El paisaje que rodea Corrales de Duero es el propio de la Ribera del Duero vallisoletana: amplias extensiones de viñedos que se tiñen de oro en otoño, campos de cereal que ondulan con el viento y el perfil inconfundible de los páramos castellanos en el horizonte. La tranquilidad es el mayor “lujo” de este rincón, donde el silencio solo se rompe con el canto de las alondras, el tractor de turno y el murmullo del viento entre los chopos.

Si buscas desconectar del ritmo urbano y asomarte a la España interior más genuina, Corrales de Duero puede ser una buena parada breve. No hay grandes monumentos ni infraestructuras turísticas, y precisamente por eso conviene venir con expectativas ajustadas: pueblo pequeño, vida tranquila y entorno agrícola trabajado desde hace generaciones.

¿Qué ver en Corrales de Duero?

El núcleo urbano de Corrales de Duero conserva la arquitectura tradicional castellana, con casas de adobe, piedra y tapial que han resistido el paso del tiempo como han podido, algunas restauradas y otras pidiendo obra. Un paseo corto por sus calles permite apreciar las construcciones típicas de esta zona, con bodegas subterráneas excavadas en la roca, elementos que forman parte del patrimonio vitivinícola de la Ribera aunque muchas ya no se usen como antes.

La iglesia parroquial preside el conjunto urbano, siguiendo el patrón de los templos rurales vallisoletanos. Es un edificio modesto, pero merece la pena acercarse para verla de cerca y entender el papel que tenía (y tiene) como referencia social del pueblo: aquí se celebraba todo, desde las fiestas hasta los entierros.

Los alrededores del pueblo permiten asomarse a buenas vistas de la Ribera del Duero sin necesidad de grandes excursiones. Desde las zonas algo más elevadas cercanas al núcleo urbano se pueden contemplar panorámicas amplias del valle, con el mosaico de cultivos y viñedos extendiéndose en todas direcciones. Con luz de atardecer, la escena gana bastante.

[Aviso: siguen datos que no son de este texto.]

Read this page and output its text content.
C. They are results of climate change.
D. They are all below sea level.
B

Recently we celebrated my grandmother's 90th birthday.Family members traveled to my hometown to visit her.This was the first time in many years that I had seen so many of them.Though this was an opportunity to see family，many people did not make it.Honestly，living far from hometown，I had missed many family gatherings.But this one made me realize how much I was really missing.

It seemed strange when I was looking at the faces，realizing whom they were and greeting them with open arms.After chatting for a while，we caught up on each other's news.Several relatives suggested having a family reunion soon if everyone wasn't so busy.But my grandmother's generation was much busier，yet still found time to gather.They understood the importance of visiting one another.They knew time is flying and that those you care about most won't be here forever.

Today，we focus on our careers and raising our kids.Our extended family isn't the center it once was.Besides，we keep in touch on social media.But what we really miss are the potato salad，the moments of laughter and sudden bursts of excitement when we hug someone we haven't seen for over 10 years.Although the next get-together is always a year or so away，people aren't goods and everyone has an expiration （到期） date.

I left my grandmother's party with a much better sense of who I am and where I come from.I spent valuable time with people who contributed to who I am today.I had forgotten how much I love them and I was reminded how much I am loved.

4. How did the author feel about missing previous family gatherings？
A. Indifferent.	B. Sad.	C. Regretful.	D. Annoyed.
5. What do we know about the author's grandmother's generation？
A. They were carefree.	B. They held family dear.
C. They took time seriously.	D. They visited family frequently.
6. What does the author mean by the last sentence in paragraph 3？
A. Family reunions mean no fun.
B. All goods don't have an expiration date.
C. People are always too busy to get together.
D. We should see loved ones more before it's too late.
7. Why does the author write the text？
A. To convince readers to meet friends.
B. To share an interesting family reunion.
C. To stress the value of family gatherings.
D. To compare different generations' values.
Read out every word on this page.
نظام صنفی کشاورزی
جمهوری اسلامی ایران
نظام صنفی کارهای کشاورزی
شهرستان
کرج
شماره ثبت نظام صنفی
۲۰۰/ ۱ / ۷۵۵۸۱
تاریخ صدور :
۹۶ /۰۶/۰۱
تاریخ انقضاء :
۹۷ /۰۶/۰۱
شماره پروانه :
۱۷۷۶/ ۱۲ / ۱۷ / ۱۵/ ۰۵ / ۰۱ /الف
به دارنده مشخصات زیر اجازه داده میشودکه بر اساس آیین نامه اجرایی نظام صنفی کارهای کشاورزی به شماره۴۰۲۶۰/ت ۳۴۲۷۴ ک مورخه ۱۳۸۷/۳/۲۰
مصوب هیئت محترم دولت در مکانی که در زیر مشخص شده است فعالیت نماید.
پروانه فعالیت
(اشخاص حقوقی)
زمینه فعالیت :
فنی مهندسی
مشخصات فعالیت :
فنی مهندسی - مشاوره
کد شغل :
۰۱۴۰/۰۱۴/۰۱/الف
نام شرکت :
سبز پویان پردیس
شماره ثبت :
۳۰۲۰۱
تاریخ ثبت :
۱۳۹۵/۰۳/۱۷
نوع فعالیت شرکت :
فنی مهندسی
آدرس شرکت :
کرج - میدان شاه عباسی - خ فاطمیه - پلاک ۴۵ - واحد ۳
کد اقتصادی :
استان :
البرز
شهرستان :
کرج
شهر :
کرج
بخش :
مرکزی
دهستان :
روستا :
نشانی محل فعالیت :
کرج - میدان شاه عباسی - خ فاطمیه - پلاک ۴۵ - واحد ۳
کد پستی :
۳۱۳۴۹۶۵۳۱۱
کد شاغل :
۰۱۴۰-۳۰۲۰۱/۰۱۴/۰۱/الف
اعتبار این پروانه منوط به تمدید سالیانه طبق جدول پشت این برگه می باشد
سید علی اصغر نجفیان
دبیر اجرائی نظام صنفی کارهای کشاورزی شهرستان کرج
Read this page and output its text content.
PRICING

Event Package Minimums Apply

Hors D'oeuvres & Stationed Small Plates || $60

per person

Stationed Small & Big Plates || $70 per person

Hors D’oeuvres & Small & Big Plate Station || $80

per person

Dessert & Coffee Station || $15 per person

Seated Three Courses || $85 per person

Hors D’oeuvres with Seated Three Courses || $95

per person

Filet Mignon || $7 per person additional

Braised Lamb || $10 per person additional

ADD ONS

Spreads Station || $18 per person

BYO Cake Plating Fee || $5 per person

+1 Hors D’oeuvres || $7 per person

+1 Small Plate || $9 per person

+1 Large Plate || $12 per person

La proximidad a otros pueblos de la comarca hace que Corrales de Duero encaje bien como una parada dentro de una ruta más amplia por el Campo de Peñafiel: castillos, bodegas visitables y patrimonio histórico se encuentran, sobre todo, en los municipios cercanos.

Qué hacer

El senderismo, entendido aquí más como caminar por caminos rurales que como grandes rutas de montaña, es la actividad más lógica en Corrales de Duero y su entorno. Los caminos agrícolas que parten del pueblo permiten paseos de diferente longitud, todos con un denominador común: viñedos, cereal y horizonte ancho. Los senderos entre viñas resultan especialmente agradables en primavera y otoño, cuando los colores del campo cambian casi de semana en semana.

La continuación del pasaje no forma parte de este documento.